Just Enough Geospatial

As I mentioned earlier this year, I spend a lot of time working in Python these days. More and more, my work seems to be about performing geospatial tasks with the minimal amount of geospatial dependencies possible.

My most recent work has been generating contours from a set of sampled elevation points. I’ve done this countless times in various GIS environments. I last wrote about such a task over a decade ago but I’ve had to revisit it inside Esri and open-source environments several times. This is a meat-and-potatoes geospatial task.

Most recently, I’ve been looking at rehosting some logic into a cloud environment that would have minimal access to traditional geospatial tools, with the contour generation logic being a key piece to migrate.

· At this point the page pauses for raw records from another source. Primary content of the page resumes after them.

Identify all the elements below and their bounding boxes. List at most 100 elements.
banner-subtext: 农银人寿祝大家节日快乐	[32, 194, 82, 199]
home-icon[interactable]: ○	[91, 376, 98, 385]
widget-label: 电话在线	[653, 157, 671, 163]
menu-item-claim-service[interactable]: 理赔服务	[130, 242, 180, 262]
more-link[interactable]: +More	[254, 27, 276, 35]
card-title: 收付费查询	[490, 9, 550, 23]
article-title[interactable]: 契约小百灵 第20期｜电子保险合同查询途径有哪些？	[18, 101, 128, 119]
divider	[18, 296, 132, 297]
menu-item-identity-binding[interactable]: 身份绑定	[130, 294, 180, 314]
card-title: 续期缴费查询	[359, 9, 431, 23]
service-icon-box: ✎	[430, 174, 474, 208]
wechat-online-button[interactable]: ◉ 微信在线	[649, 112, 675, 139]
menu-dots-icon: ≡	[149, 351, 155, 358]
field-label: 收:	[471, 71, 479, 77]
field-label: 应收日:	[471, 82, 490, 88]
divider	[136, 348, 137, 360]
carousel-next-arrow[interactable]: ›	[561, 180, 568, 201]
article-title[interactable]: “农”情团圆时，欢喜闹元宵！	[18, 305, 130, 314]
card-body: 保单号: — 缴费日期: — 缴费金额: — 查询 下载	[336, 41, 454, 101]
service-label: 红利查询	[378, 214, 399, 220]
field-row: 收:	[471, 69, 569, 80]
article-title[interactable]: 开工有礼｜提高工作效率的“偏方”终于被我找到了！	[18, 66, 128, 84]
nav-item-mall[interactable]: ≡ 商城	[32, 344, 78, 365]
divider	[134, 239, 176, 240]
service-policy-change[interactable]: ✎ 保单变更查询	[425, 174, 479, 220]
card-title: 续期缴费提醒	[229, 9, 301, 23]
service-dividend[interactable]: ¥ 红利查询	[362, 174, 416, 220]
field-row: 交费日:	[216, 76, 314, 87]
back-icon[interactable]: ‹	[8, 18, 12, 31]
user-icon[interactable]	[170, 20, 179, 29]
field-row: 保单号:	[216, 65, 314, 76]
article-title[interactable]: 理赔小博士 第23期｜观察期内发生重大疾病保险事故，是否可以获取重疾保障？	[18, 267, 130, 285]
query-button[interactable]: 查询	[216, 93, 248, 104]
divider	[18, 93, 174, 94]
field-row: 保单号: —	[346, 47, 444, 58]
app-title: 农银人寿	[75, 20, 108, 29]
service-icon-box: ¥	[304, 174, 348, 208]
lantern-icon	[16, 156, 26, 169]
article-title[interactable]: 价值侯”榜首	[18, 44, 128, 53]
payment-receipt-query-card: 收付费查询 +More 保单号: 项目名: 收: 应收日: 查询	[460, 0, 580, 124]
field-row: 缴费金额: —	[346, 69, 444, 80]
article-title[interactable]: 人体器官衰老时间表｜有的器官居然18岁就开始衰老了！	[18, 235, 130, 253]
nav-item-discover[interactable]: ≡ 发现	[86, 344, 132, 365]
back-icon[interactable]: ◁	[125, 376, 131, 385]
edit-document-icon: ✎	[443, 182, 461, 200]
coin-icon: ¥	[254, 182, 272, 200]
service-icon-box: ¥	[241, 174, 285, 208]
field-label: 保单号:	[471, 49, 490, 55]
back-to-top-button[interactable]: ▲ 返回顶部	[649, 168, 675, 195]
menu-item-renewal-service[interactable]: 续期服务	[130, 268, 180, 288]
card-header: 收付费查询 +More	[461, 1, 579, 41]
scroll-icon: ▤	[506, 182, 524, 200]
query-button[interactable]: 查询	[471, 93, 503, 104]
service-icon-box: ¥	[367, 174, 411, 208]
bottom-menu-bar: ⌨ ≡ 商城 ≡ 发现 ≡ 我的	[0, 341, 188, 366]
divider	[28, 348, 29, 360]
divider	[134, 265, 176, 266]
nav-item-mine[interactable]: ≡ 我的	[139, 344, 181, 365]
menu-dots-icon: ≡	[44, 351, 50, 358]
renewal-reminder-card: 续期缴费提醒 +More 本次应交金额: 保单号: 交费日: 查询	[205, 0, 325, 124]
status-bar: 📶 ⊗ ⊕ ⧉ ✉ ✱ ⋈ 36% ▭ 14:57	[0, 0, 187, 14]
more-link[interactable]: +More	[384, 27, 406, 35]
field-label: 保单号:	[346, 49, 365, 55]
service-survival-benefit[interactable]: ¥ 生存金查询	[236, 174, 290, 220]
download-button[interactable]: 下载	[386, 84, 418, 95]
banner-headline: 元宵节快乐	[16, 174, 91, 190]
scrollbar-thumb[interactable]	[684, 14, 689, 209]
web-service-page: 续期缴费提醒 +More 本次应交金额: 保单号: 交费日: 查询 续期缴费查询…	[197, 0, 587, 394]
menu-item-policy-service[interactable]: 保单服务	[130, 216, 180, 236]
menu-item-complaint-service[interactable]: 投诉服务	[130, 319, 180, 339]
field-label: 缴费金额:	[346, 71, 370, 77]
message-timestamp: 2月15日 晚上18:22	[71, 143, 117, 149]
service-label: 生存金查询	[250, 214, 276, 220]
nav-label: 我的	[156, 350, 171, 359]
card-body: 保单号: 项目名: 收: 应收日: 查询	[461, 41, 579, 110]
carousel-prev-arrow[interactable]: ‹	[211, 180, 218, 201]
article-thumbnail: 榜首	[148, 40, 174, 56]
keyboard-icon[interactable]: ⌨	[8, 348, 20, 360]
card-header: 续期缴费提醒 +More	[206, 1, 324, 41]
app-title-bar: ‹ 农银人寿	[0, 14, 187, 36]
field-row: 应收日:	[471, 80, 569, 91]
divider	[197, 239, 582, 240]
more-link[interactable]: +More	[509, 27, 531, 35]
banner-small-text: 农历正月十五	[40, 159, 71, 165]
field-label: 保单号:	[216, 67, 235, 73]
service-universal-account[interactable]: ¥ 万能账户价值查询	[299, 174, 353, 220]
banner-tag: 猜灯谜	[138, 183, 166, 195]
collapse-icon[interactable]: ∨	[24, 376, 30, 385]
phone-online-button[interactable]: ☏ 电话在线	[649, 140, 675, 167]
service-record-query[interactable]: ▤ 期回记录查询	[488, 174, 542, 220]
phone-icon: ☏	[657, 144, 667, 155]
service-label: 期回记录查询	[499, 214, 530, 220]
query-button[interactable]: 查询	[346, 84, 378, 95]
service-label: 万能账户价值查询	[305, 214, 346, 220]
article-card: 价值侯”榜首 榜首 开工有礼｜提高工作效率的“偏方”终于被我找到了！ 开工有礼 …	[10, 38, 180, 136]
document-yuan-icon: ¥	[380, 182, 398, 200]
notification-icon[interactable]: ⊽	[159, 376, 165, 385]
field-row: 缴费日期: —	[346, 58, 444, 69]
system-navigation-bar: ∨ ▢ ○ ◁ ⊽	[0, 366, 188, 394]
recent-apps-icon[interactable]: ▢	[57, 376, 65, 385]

The core process is fairly straightforward – create a triangulated irregular network (TIN) using a Delaunay triangulation of an array of three-dimensional coordinates read from a delimited text file. Using the TIN, interpolated elevation points are created, with contour lines created from the interpolated points at a desired interval.

The process described above is all math, no geography and is accomplished in Python using the numpy, scipy, and matplotlib libraries. The input data is captured in a known planar coordinate system and the code currently outputs to GeoJSON, so shapely is introduced at the end of the process to perform necessary transformations and write out the data. Here is a display of the TIN and contours along with the original points.

I am certain that I am guilty of having over-relied on geospatial libraries that simply encapsulated math for the sake of expediency rather than fully decomposing implementations of tasks to use only the computational components necessary for a needed purpose. GIS tends to be heavy. Unnecessary GIS is an impediment to performance and scale.

The quest to do more with less is one of the things that originally led me to open-source geospatial tools. The idea that I could use well-segmented libraries in my applications and access advanced capabilities without artificial bundling for licensing purposes was attractive to me then.

That quest has evolved into one in which I seek to use just enough geospatial to get the job done and no more. (It’s worth noting that requirements vary and that “just enough” could be quite a lot in some cases.) This most recent task was a good fit with that ongoing goal. 

I’ll probably tidy up the code in the near future and share it in a gist as an addendum to this post but, in truth, it doesn’t really break any new ground. The methods are fairly standard and readily searchable. But that’s the point – looking behind the button or under the hood of the DLL can reveal that the geospatial parts of a problem are less than the cumbersome whole with which we are often presented.